Supplementary Appendix 36.1

Concerning the starling in Laurence Sterne, A Sentimental Journey through France and Italy by Mr. Yorick, 2 vols. (London 1768), 2:22–26 (in the chapter “The Passport. The Hotel at Paris”):

— And as for the Bastile! the terror is in the word — Make the most of it you can, said I to myself, the Bastile is but another word for a tower — and a tower is but another word for a house you can’t get out of . . . The mind sits terrified at the objects she has magnified herself, and blackened: reduce them to their proper size and hue she overlooks them — ‘Tis true, said I, correcting the proposition — the Bastile is not an evil to be despised — but strip it of its towers — fill up the fossé — unbarricade the doors — call it simply a confinement, and suppose ’tis some tyrant of a distemper — and not of a man which holds you in it — the evil vanishes, and you bear the other half without complaint.

I was interrupted in the hey-day of this soliloquy, with a voice which I took to be of a child, which complained “it could not get out.” — I look’d up and down the passage, and seeing neither man, woman, or child, I went out without further attention.

In my return back through the passage, I heard the same words repeated twice over; and looking up, I saw it was a starling hung in a little cage — “I can’t get out — I can’t get out,” said the starling.

[Illustration from Cassell’s Illustrated Readings, vol. 1 (London 1875), 16:]

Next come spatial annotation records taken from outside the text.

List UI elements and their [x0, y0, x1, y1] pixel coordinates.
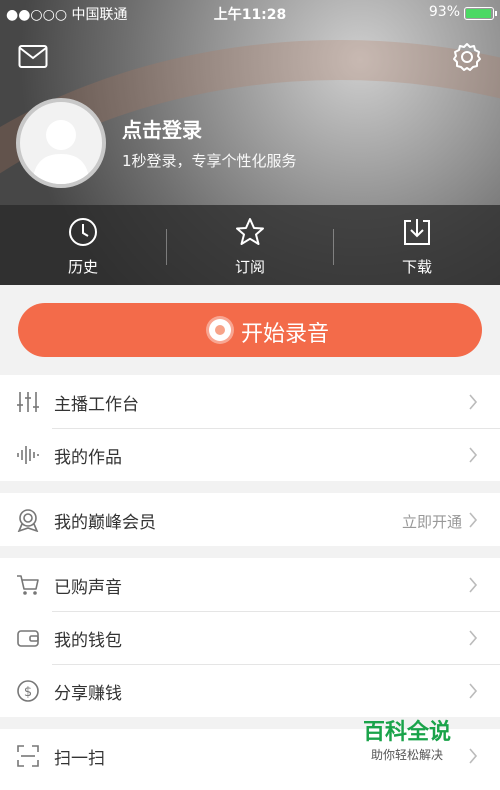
watermark-subtitle: 助你轻松解决 — [370, 748, 443, 762]
menu-label: 已购声音 — [54, 578, 122, 598]
clock-icon — [69, 218, 97, 246]
download-button[interactable]: 下载 — [334, 205, 500, 285]
menu-item-anchor-workbench[interactable]: 主播工作台 — [0, 375, 500, 428]
start-recording-label: 开始录音 — [241, 322, 330, 347]
chevron-right-icon — [469, 512, 478, 528]
subscribe-label: 订阅 — [234, 258, 265, 276]
subscribe-button[interactable]: 订阅 — [167, 205, 333, 285]
menu-group-vip: 我的巅峰会员 立即开通 — [0, 493, 500, 546]
star-icon — [236, 218, 264, 245]
profile-header: ●●○○○ 中国联通 上午11:28 93% 点击登录 1秒登录，专享个性化服务… — [0, 0, 500, 285]
menu-item-vip[interactable]: 我的巅峰会员 立即开通 — [0, 493, 500, 546]
medal-icon — [17, 509, 39, 532]
menu-label: 我的作品 — [54, 448, 122, 468]
status-bar: ●●○○○ 中国联通 上午11:28 93% — [0, 0, 500, 26]
mail-icon[interactable] — [18, 44, 48, 70]
menu-label: 我的钱包 — [54, 631, 122, 651]
login-subtitle: 1秒登录，专享个性化服务 — [122, 152, 297, 170]
menu-label: 主播工作台 — [54, 395, 139, 415]
vip-open-link[interactable]: 立即开通 — [402, 511, 462, 532]
login-title[interactable]: 点击登录 — [122, 114, 202, 143]
avatar[interactable] — [16, 98, 106, 188]
menu-item-wallet[interactable]: 我的钱包 — [0, 611, 500, 664]
status-time: 上午11:28 — [213, 7, 287, 23]
quick-actions-bar: 历史 订阅 下载 — [0, 205, 500, 285]
menu-group-account: 已购声音 我的钱包 $ 分享赚钱 — [0, 558, 500, 717]
download-label: 下载 — [401, 258, 432, 276]
dollar-coin-icon: $ — [17, 680, 39, 702]
chevron-right-icon — [469, 630, 478, 646]
waveform-icon — [17, 446, 39, 464]
chevron-right-icon — [469, 748, 478, 764]
menu-item-share-earn[interactable]: $ 分享赚钱 — [0, 664, 500, 717]
chevron-right-icon — [469, 394, 478, 410]
cart-icon — [17, 575, 39, 595]
chevron-right-icon — [469, 683, 478, 699]
record-icon — [209, 319, 231, 341]
battery-percent: 93% — [428, 4, 460, 20]
menu-item-purchased[interactable]: 已购声音 — [0, 558, 500, 611]
chevron-right-icon — [469, 577, 478, 593]
watermark: 百科全说 助你轻松解决 — [352, 714, 462, 762]
wallet-icon — [17, 630, 39, 647]
history-button[interactable]: 历史 — [0, 205, 166, 285]
svg-text:$: $ — [24, 685, 32, 700]
watermark-title: 百科全说 — [362, 720, 451, 745]
gear-icon[interactable] — [452, 42, 482, 72]
history-label: 历史 — [67, 258, 98, 276]
start-recording-button[interactable]: 开始录音 — [18, 303, 482, 357]
menu-label: 分享赚钱 — [54, 684, 122, 704]
sliders-icon — [17, 392, 39, 412]
menu-label: 扫一扫 — [54, 749, 105, 769]
scan-icon — [17, 745, 39, 767]
menu-group-creator: 主播工作台 我的作品 — [0, 375, 500, 481]
download-icon — [404, 219, 430, 245]
battery-icon — [464, 7, 497, 20]
menu-item-my-works[interactable]: 我的作品 — [0, 428, 500, 481]
chevron-right-icon — [469, 447, 478, 463]
menu-label: 我的巅峰会员 — [54, 513, 156, 533]
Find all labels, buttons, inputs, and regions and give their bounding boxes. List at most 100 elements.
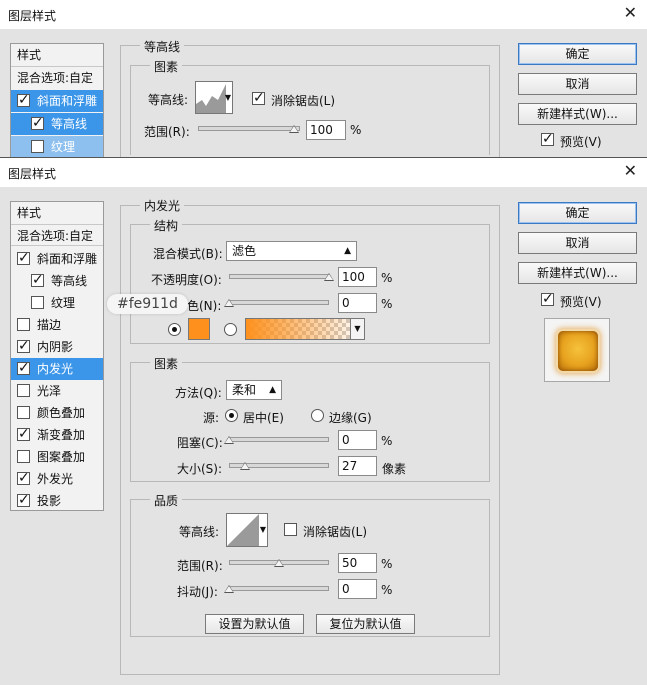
gradient-radio[interactable] bbox=[224, 323, 237, 336]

I stood looking at the bird.

[Illustration from A Sentimental Journey, new edition (London 1801), following p. 86:]


and to every person who came through the passage it ran fluttering to the side towards which they approach’d it, with the same lamentation of its captivity — “I can’t get out,” said the starling — God help thee! said I, but I’ll let thee out, cost what it will; so I turned about the cage to get to the door; it was twisted and double twisted so fast with wire, there was no getting it open without pulling the cage to pieces — I took both hands to it.

The bird flew to the place where I was attempting the deliverance, and thrusting his head through the trellis, press’d his breast against it, as if impatient — I fear, poor creature! said I, I cannot set thee at liberty — “No,” said the starling — “I can’t get out — I can’t get out,” said the starling.”

I vow, I never had my affections more tenderly awakened; or do I remember an incident in my life, where the dissipated spirites, to which my reason had been a bubble, were so suddenly call’d home. Mechanical as the notes were, yet so true in tune to nature were they chanted, that in one moment they overthrew all my systematic reasonings upon the Bastile; and I heavily walk’d up stairs, unsaying everyword I had said in going down them.